There were 18 boys in the school gym for the first game, and sides were split down the middle. "The janitor found two peach baskets for goals," Mr. Kaighn recalled, "and we nailed them on a running-track balcony at each end of the court 10.2 feet above the floor." (The janitor had been dispatched by Naismith to find two 18-inch square boxes but was unsuccessful; thus, that day, Naismith did not invent boxball.) A soccer ball was pressed into service, and each time it dropped into the basket, the janitor came hurrying over with a ladder to retrieve it. When the ball went out of bounds, the first one to reach it was permitted to throw it back in.
"Actually," said Kaighn, "this new game wasn't supposed to have any body contact like football, but it was plenty rough around there when the ball landed upstairs on the running track. There would always be a terrific blockade, arms and legs thrashing, at the spiral iron staircase leading up to the track. But Jim Naismith made one refinement right away. Kids would sit on the balcony with their legs dangling between the bannisters and kick the ball away from the baskets. A few days later Jim erected some backboards and that was that."

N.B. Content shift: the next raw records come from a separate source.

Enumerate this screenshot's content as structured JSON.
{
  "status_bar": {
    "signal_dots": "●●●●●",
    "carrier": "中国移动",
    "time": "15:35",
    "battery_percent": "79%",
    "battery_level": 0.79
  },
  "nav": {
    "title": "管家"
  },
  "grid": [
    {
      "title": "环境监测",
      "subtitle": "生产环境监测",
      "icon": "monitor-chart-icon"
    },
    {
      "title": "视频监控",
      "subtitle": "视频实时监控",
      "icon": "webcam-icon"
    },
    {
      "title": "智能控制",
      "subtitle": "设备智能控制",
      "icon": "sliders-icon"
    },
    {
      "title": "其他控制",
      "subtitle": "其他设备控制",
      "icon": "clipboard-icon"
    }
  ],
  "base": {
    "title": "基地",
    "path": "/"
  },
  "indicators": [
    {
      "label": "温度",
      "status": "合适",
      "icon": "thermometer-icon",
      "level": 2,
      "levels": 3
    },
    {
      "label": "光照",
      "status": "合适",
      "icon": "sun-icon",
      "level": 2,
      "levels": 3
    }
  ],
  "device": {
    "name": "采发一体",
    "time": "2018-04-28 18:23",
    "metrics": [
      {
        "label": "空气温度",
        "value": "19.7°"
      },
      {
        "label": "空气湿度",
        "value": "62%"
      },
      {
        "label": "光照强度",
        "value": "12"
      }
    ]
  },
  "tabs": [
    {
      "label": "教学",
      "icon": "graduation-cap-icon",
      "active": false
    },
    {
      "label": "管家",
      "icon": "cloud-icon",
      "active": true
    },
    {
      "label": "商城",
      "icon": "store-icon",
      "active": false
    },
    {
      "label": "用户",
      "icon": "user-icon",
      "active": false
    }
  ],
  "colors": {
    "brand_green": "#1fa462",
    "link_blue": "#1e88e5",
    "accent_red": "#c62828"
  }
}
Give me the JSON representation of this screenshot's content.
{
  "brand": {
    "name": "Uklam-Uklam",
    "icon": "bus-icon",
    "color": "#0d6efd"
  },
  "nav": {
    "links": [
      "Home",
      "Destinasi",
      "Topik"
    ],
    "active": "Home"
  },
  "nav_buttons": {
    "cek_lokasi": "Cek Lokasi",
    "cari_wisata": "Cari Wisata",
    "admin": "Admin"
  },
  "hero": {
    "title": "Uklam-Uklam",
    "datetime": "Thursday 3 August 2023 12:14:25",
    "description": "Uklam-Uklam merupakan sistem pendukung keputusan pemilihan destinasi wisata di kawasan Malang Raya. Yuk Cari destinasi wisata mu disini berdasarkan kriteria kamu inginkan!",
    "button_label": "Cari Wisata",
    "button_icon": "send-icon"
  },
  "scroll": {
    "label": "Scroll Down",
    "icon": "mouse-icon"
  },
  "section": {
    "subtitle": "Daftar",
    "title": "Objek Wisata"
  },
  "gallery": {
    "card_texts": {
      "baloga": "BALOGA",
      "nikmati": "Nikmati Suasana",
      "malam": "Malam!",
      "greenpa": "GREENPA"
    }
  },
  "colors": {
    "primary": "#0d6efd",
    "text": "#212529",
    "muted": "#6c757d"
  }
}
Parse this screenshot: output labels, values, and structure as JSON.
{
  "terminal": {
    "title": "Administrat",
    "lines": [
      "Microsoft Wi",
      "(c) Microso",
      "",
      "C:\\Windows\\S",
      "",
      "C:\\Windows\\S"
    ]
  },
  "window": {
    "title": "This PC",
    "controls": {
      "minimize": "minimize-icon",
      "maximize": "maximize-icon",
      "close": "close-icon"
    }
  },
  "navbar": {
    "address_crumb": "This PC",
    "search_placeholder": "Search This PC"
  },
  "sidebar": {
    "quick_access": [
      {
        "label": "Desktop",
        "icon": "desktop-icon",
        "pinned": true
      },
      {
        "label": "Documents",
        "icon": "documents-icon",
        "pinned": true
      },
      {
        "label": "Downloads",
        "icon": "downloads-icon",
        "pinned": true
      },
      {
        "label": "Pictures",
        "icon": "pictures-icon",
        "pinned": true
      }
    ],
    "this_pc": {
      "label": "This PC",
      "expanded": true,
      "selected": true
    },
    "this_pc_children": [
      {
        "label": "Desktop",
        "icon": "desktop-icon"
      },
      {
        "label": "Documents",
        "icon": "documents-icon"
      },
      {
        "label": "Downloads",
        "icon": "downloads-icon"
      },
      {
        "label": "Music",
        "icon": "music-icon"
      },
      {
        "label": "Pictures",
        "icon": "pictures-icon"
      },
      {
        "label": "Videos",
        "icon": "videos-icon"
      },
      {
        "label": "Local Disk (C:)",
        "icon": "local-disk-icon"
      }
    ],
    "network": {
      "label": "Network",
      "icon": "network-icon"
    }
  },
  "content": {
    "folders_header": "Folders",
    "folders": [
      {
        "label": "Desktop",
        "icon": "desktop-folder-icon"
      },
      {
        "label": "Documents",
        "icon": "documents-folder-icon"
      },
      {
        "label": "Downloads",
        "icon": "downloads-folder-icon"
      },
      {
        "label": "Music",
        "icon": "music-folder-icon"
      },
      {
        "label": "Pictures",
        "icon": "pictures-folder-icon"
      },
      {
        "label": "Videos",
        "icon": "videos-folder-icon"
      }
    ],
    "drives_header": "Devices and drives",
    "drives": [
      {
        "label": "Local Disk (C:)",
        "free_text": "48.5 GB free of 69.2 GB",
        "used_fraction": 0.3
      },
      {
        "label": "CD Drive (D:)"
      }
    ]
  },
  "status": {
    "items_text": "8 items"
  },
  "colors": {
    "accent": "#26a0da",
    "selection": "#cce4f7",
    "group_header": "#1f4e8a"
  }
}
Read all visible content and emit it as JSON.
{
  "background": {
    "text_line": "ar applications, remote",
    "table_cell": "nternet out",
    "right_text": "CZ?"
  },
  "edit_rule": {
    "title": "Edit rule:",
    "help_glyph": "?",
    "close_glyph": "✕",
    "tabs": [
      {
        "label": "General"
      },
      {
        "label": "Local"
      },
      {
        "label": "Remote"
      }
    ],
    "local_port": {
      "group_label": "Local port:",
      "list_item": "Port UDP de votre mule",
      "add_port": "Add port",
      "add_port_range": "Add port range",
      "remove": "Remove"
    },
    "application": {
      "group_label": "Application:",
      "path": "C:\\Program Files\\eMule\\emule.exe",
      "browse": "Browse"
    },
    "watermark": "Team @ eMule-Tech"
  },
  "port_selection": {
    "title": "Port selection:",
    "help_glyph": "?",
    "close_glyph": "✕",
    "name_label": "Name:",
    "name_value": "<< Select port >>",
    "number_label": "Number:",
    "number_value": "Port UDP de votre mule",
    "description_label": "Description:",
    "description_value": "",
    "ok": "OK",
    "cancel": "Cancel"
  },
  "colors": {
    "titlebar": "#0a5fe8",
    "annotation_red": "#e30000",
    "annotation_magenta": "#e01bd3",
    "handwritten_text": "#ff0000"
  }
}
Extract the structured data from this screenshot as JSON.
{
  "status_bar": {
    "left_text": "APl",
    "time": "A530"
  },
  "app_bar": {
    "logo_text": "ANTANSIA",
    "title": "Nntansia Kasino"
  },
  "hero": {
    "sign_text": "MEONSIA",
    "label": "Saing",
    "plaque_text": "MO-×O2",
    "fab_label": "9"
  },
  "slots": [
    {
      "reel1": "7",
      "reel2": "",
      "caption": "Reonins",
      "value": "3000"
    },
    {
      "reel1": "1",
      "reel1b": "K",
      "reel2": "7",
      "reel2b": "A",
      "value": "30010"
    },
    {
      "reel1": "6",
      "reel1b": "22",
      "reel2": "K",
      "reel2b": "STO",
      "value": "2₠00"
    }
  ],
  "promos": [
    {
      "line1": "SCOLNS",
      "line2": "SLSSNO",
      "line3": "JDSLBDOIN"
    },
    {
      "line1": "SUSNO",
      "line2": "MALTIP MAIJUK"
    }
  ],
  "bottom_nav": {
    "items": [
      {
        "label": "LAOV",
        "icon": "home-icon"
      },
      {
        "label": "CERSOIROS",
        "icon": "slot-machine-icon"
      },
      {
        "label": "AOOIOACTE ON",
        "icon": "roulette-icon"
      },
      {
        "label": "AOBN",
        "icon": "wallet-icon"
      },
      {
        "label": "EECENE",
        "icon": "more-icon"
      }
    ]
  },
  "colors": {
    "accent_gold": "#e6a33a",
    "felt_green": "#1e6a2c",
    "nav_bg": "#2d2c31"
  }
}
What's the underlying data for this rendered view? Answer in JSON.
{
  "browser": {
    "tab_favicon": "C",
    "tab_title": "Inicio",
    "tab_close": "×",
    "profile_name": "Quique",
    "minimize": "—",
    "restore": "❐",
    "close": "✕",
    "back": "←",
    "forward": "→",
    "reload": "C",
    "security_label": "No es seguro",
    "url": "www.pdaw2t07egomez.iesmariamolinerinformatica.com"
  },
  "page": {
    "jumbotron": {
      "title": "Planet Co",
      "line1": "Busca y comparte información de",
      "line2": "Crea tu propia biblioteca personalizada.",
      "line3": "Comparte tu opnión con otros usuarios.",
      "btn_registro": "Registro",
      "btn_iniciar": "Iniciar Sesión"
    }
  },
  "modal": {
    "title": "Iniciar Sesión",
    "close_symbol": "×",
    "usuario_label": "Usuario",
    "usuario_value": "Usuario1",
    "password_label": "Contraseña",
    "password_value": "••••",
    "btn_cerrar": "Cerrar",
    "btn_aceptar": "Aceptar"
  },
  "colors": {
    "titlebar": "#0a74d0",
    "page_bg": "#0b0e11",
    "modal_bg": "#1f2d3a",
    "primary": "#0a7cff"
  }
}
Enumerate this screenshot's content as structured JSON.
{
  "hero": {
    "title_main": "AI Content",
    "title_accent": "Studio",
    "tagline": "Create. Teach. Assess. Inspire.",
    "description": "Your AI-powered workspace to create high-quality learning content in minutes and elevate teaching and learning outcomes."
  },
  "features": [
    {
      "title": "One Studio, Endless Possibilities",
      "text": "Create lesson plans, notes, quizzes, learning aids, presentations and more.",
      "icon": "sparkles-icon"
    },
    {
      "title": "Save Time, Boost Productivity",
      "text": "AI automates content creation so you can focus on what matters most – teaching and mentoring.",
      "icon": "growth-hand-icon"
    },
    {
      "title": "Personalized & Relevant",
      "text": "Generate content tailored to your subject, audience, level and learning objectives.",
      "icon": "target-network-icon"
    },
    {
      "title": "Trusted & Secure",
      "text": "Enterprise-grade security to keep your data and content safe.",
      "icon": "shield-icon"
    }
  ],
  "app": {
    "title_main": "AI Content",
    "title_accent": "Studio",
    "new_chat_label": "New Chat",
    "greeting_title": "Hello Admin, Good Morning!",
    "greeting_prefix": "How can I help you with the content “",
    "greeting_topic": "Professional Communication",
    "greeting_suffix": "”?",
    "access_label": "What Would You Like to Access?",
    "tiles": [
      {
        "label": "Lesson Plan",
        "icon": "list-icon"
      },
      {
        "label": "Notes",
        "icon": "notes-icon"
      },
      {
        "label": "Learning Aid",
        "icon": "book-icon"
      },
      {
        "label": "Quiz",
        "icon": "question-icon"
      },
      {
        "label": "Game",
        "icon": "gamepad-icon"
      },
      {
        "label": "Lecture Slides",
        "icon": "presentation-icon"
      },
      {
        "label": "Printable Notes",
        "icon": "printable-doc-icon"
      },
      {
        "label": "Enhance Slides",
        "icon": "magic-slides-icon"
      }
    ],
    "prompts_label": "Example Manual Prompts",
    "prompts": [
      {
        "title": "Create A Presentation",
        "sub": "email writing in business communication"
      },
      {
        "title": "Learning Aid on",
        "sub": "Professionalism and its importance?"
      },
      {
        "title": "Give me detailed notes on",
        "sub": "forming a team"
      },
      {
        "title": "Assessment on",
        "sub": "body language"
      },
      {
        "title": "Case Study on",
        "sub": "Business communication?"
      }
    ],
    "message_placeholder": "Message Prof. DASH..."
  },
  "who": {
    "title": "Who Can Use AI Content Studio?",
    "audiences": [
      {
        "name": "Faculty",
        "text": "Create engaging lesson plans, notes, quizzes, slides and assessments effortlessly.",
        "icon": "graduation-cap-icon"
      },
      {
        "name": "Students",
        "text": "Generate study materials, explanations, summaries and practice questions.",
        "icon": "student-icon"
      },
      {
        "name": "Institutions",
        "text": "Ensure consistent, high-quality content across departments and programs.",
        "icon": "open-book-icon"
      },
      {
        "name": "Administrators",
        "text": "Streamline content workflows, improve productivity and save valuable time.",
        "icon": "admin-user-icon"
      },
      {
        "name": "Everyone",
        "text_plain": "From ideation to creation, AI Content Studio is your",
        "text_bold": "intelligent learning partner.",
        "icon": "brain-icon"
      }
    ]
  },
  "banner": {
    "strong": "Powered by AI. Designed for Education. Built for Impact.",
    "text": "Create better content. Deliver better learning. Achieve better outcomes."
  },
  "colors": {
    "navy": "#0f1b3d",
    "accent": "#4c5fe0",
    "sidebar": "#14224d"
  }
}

Like some other people, Ray Kaighn, an active fellow who likes to get on with things, thinks there is too much whistle blowing in today's basketball. But what irks him more is the misconception of some of his fellow townspeople. "Just the other day," said Kaighn, "I passed three ladies on a Chapel Hill street corner, and one of them remarked: 'There goes the old man who invented basketball.' Now Jim Naismith deserves all the credit, and that's all there is to it. And whenever I hear anybody say I invented the game, well, I blow the whistle right away."
Spain Samples Football
Although it is quite true to say, as we do (see page 14), that the year's largest football crowd was the one that turned out in the chilly blasts of Philadelphia last Saturday for the Army-Navy game, it must be understood that the statement applies only to Stateside football crowds. The biggest crowd anywhere to watch an American football game was the 120,000 who saw the start of the Air Force-Air Force game in Madrid the other day. And not since the Spanish Armada had so many Iberians been at sea.
For what must have seemed a good reason at the time, the exhibition game was billed by Air Force and American embassy officials as a "contribution to international understanding." To attract a proper assembly, the contest between the Toul Tigers and the Giebelstadt Taconeers followed a regular Spanish league soccer match. Mimeographed sheets describing American football were passed out after the soccer ended, and while the two service teams did push-ups and assorted exercises, ground crews erected goal posts and striped off the field.